- Delegados da Polícia Federal pedem ao presidente da Câmara, Hugo Motta, autorização para propor mudanças legais que permitam à PF questionar suspeição ou impedimento de juízes em inquéritos.
- O pedido é endereçado pela Associação Nacional dos Delegados de Polícia Federal (ADPF) e pela Federação Nacional dos Delegados de Polícia Federal (Fenadepol) e cita impasses envolvendo Dias Toffoli no caso Master.
- A proposta sugere alterações no Projeto de Lei 5.582/2025 ou em uma iniciativa autônoma, impactando as Leis 12.850/2013 e 12.830/2013.
- Entre as mudanças, está a possibilidade de o delegado interpor recurso em sentido estrito contra decisões que indeferem seus pedidos e de arguir impedimento ou suspeição de autoridades que atuem no inquérito.
- A ação ocorre em meio à discussão sobre a condução do caso Master no Supremo Tribunal Federal e a relação entre PF e STF, com relatos de desconforto com o acesso a documentos e provas.
O pedido foi feito pela Associação Nacional dos Delegados de Polícia Federal (ADPF) e pela Federação Nacional dos Delegados de Polícia Federal (Fenadepol) nesta sexta-feira (13). As entidades querem que a Câmara dos Deputados aproveite mudanças na legislação para permitir que a autoridade policial solicite suspeição ou impedimento de juízes.

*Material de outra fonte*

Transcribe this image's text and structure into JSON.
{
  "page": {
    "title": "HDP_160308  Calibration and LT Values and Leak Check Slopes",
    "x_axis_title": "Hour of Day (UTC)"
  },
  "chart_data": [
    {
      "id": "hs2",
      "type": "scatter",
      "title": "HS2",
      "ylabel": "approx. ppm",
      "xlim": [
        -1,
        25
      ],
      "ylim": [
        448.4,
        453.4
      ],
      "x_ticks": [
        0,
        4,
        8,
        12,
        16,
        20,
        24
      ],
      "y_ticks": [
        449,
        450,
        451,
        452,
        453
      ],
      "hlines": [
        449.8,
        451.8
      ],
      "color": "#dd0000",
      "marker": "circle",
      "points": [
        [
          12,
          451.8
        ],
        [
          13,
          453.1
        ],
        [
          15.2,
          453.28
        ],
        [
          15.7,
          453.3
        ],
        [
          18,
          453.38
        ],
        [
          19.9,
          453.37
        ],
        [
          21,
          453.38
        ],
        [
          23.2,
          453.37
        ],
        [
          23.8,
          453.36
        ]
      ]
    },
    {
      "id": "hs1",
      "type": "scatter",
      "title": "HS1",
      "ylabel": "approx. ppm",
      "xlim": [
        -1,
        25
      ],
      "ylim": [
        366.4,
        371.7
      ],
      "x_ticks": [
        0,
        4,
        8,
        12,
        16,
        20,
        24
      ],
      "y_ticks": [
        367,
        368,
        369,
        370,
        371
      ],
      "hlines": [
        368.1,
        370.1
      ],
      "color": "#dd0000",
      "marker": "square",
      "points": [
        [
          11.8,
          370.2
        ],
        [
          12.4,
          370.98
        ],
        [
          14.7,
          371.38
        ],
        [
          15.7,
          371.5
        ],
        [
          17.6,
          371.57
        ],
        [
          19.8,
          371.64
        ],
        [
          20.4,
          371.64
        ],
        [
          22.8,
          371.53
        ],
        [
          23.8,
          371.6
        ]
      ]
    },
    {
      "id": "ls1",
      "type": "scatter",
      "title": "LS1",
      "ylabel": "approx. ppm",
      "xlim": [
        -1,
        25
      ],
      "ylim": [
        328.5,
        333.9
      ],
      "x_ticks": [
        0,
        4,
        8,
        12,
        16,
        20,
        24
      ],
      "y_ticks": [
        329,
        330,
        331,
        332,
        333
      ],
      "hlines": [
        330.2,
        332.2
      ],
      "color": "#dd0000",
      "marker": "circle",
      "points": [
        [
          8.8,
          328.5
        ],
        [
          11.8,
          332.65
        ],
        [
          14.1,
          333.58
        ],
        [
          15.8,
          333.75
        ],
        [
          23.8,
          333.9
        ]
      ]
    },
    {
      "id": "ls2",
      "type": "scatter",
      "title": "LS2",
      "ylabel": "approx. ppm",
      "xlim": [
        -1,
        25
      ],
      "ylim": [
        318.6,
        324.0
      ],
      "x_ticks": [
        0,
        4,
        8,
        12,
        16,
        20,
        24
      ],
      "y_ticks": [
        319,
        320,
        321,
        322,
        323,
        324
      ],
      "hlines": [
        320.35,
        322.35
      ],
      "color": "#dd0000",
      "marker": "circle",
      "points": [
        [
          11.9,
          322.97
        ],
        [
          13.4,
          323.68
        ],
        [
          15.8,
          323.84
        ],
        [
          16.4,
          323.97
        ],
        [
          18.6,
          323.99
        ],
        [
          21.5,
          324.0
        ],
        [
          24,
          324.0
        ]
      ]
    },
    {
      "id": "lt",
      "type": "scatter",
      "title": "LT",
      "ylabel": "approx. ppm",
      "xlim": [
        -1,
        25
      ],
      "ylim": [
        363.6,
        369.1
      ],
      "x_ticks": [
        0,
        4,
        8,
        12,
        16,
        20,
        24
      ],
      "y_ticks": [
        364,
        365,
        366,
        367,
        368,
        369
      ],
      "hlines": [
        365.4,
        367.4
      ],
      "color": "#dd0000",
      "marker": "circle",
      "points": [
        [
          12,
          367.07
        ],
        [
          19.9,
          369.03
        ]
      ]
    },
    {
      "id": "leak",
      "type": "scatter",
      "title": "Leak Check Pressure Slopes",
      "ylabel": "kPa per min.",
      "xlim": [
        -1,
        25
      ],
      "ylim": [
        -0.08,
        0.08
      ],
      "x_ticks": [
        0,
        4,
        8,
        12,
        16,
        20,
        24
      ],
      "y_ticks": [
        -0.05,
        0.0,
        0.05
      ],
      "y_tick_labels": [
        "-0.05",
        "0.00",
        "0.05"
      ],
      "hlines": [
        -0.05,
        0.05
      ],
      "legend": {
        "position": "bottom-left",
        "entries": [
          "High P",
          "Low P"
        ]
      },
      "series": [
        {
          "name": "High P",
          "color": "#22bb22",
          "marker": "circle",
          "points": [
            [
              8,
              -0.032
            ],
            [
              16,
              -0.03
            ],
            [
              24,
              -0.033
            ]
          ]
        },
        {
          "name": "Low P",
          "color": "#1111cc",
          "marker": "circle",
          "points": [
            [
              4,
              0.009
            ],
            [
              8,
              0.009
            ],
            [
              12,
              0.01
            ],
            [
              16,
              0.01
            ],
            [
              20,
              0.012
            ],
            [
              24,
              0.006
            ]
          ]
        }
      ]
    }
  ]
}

A iniciativa envolve o presidente da Câmara, Hugo Motta, e busca alterar dispositivos das Leis 12.850/2013 e 12.830/2013, por meio do PL 5.582/2025 ou projeto autônomo. O objetivo é ampliar o poder de defesa técnica da PF em investigações complexas.
Segundo as entidades, restrições atuais ferem a independência de quem investiga e dificultam a elucidação de crimes. O documento cita casos envolvendo o STF e o caso Master, para apontar a necessidade de mecanismos de contestação.
As associações afirmam que delegados responsáveis pelo caso Master tiveram acesso negado a documentos e objetos apreendidos, além de impedimentos para apresentar elementos de suspeição. Eles defendem recursos e arguição de impedimentos.
O pedido também propõe que o delegado possa recorrer de decisões que indeferem seus pedidos e apresentar fundamentação para suspeição de autoridades que atuem no inquérito. A ideia é acelerar o esclarecimento dos fatos.
No STF, a discussão sobre o caso Master ganhou força após a PF apontar nuances no manejo das provas. Toffoli saiu da relatoria e a investigação foi redistribuída, com a Corte descartando, porém, a suspeição de novo relator.